The Financial Services Committee has "no patience" on the debanking of legal businesses. AI-enabled AML/CFT programs are presented as the solution to "protect consumers."

House Financial Services Committee Investigates Crypto Debanking
Congressman Sherman presents tweets made by Donald Trump in 2019
  • The House Financial Services Committee is investigating the debanking of legal crypto businesses and will continue to do so into the next Congress
  • Witnesses note the importance of the alleged consumer protections offered by legislation such as the Bank Secrecy Act, highlighting the alleged benefits of AI-enabled compliance and blockchain-based identity
  • AI- and digital identity-enabled anti-money laundering and counter-terrorist financing programs are presented as the solution to protect consumers

In a hearing entitled Innovation Revolution: How Technology is Shaping the Future of Finance, the House Financial Services Committee discussed recent allegations of the coordinated debanking of the crypto industry.

Nathan McCauley of Anchorage Digital testified that Anchorage's banking relationships were severed in 2023, while Danelle Dixon of the Stellar Foundation testified that Stellar had been debanked based on "verbal guidance" issued by the FDIC.

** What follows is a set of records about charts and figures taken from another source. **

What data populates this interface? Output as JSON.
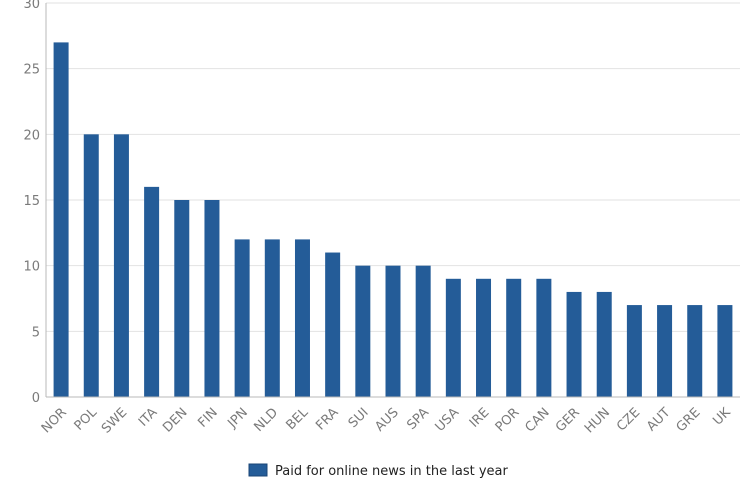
{
  "chart_data": {
    "type": "bar",
    "categories": [
      "NOR",
      "POL",
      "SWE",
      "ITA",
      "DEN",
      "FIN",
      "JPN",
      "NLD",
      "BEL",
      "FRA",
      "SUI",
      "AUS",
      "SPA",
      "USA",
      "IRE",
      "POR",
      "CAN",
      "GER",
      "HUN",
      "CZE",
      "AUT",
      "GRE",
      "UK"
    ],
    "series": [
      {
        "name": "Paid for online news in the last year",
        "values": [
          27,
          20,
          20,
          16,
          15,
          15,
          12,
          12,
          12,
          11,
          10,
          10,
          10,
          9,
          9,
          9,
          9,
          8,
          8,
          7,
          7,
          7,
          7
        ],
        "color": "#245c98"
      }
    ],
    "ylim": [
      0,
      30
    ],
    "yticks": [
      0,
      5,
      10,
      15,
      20,
      25,
      30
    ],
    "grid": true,
    "legend_position": "bottom-center",
    "title": "",
    "xlabel": "",
    "ylabel": ""
  }
}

Congressman Hill is concerned that "this is a sign that people perhaps are dodging the FOIA obligations they have in the federal regulatory system," noting that "no one has any patience on that here on either side of the isle – legal businesses in the United States, in this great country, shall have the freedom to bank and have financial services, and this committee is going to take a strong position on that."

Hill stated that the committee will continue to review documents on the debanking of crypto businesses into the next Congress.

Alan Butler of the Electronic Privacy Information Center testified to the need of stronger data protections in the financial services industry.

Butler testified that "new risks have emerged" as consumer fraud, scams, and identity theft are on the rise, forming "one of the largest looming threats for Americans."

Butler testified that "data that's never collected can't be breached," advocating to minimize data collection. According to Butler, "security must become a top priority in finance, as it has become the most breached industry."

However, Butler also testified to the need for the alleged protections financial regulations, such as the Bank Secrecy Act, provide for consumers, stating that:

"In the 1970s, during an earlier era of rapid change in the industry, Congress passed a suite of laws to protect consumers against new risks and established a comprehensive oversight framework."

According to Butler, "those laws continue to address the risks of increasing complexity, velocity, and automation in the field to this day, and without them, consumers would be worse off, and so would the businesses that grew under these regulations."

Congressman Sherman presented cardboard printouts of Tweets made by Donald Trump in 2019, which stated that "we have only one real currency in the USA, " and that "unregulated crypto assets can facilitate unlawful behavior, including drug trade and other illegal activity."

Congressman Williams noted that AI in financial services enhances fraud protection and improves credit scoring through advanced data analysis, noting that Congress must continue to observe developments in the AI industry to understand how it can be used to benefit the financial services industry.

"Decentralized finance with AI driven risk assessment is a really interesting, and I think opportunistic tool that can be leveraged," Dixon testified, naming AI as an important tool to "predict risk in decentralized finance platforms."

Dixon noted that "AI-enabled smart contracts" may help with "automated compliance and fraud prevention", stating that "blockchain-based identity verification with AI" is "huge", because "we get so worried about KYC, we get so worried about making sure that the financial infrastructure is intact, this can actually help us to make sure that the person that's coming before us is the person that's coming before us."

The witnesses statements stand in stark contrast to current discussions on possible constitutional violations of the dragnet financial surveillance enabled by AML/CFT laws, as well as the proven inefficiencies of Bank Secrecy Act protections.